DigitalAngewandte InformatikTC Plattling MoMo
Beitrag (Sammelband oder Tagungsband)
R. Wagner, U. Frese, Berthold Bäuml
Unified treatment of sparse and dense data in graph-based least squares
Proceedings of the 2016 IEEE-RAS 16th International Conference on Humanoid Robots (Humanoids 2016) [November 15-17, 2016; Cancún, Mexico]

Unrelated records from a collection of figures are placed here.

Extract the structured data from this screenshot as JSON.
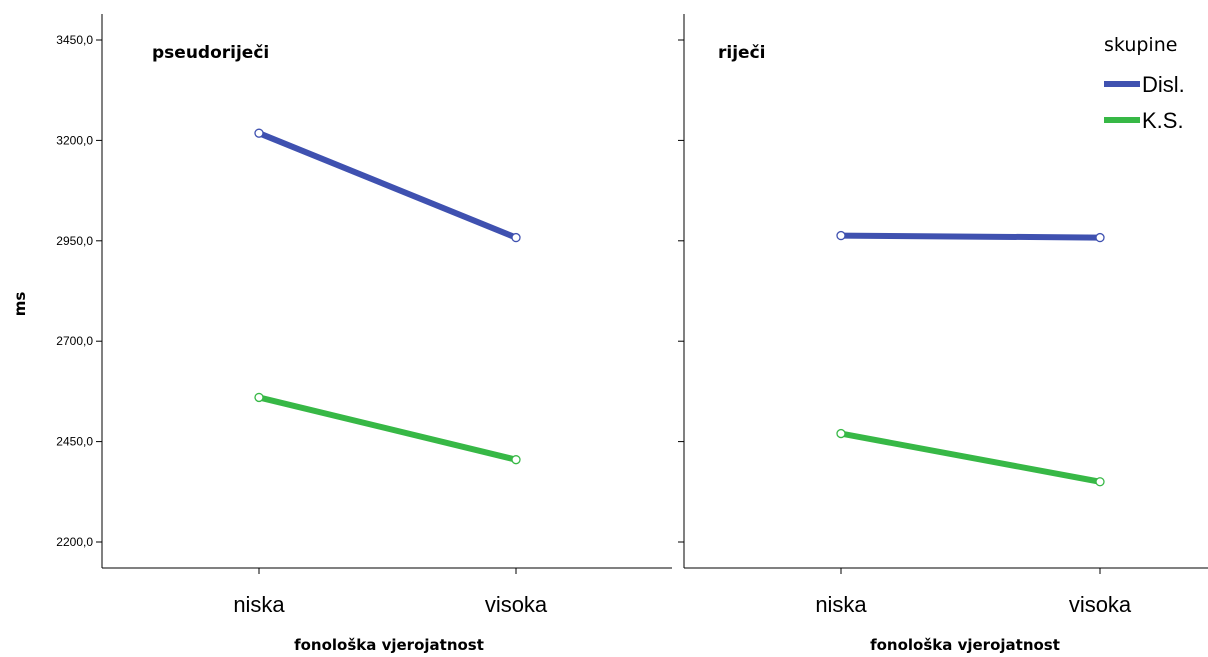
{
  "chart_data": {
    "type": "line",
    "ylabel": "ms",
    "ylim": [
      2200,
      3450
    ],
    "yticks": [
      2200,
      2450,
      2700,
      2950,
      3200,
      3450
    ],
    "ytick_labels": [
      "2200,0",
      "2450,0",
      "2700,0",
      "2950,0",
      "3200,0",
      "3450,0"
    ],
    "categories": [
      "niska",
      "visoka"
    ],
    "legend": {
      "title": "skupine",
      "placement": "top-right",
      "entries": [
        {
          "name": "Disl.",
          "color": "#3f51b0"
        },
        {
          "name": "K.S.",
          "color": "#37b846"
        }
      ]
    },
    "panels": [
      {
        "title": "pseudoriječi",
        "xlabel": "fonološka vjerojatnost",
        "series": [
          {
            "name": "Disl.",
            "color": "#3f51b0",
            "values": [
              3218,
              2958
            ]
          },
          {
            "name": "K.S.",
            "color": "#37b846",
            "values": [
              2560,
              2405
            ]
          }
        ]
      },
      {
        "title": "riječi",
        "xlabel": "fonološka vjerojatnost",
        "series": [
          {
            "name": "Disl.",
            "color": "#3f51b0",
            "values": [
              2963,
              2958
            ]
          },
          {
            "name": "K.S.",
            "color": "#37b846",
            "values": [
              2470,
              2350
            ]
          }
        ]
      }
    ]
  }
}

In this paper, we present a novel method of incorporating dense (e.g., depth, RGB-D) data in a general purpose least-squares graph optimization framework. Rather than employing a loosely coupled, layered design where dense data is first used to estimate a compact SE(3) transform which then forms a link in the optimization graph as in previous approaches [28, 10, 26], we use a tightly coupled approach that jointly optimizes over each individual (i.e. per-pixel) dense measurement (on the GPU) and all other traditional sparse measurements (on the CPU). Concretely, we use Kinect depth data and KinectFusion-style point-to-plane ICP measurements. In particular, this allows our approach to handle cases where neither dense, nor sparse measurements separately define all degrees of freedom (DoF) while taken together they complement each other and yield the overall maximum likelihood solution. Nowadays it is common practice to flexibly model various sensors, measurements and to be estimated variables in least-squares frameworks. Our intention is to extend this flexibility to applications with dense data. Computationally, the key is to combine the many dense measurements on the GPU efficiently and communicate only the results to the sparse framework on the CPU in a way that is mathematically equivalent to the full least-squares system. This results in <;20 ms for a full optimization run. We evaluate our approach on a humanoid robot, where in a first experiment we fuse Kinect data and odometry in a laboratory setting, and in a second experiment we fuse with an unusual “sensor”: using the embodiedness of the robot we estimate elasticities in the kinematic chain modeled as unknown, time-varying joint offsets while it moves its arms in front of a tabletop manipulation workspace. In both experiments only tightly coupled optimization will localize the robot correctly.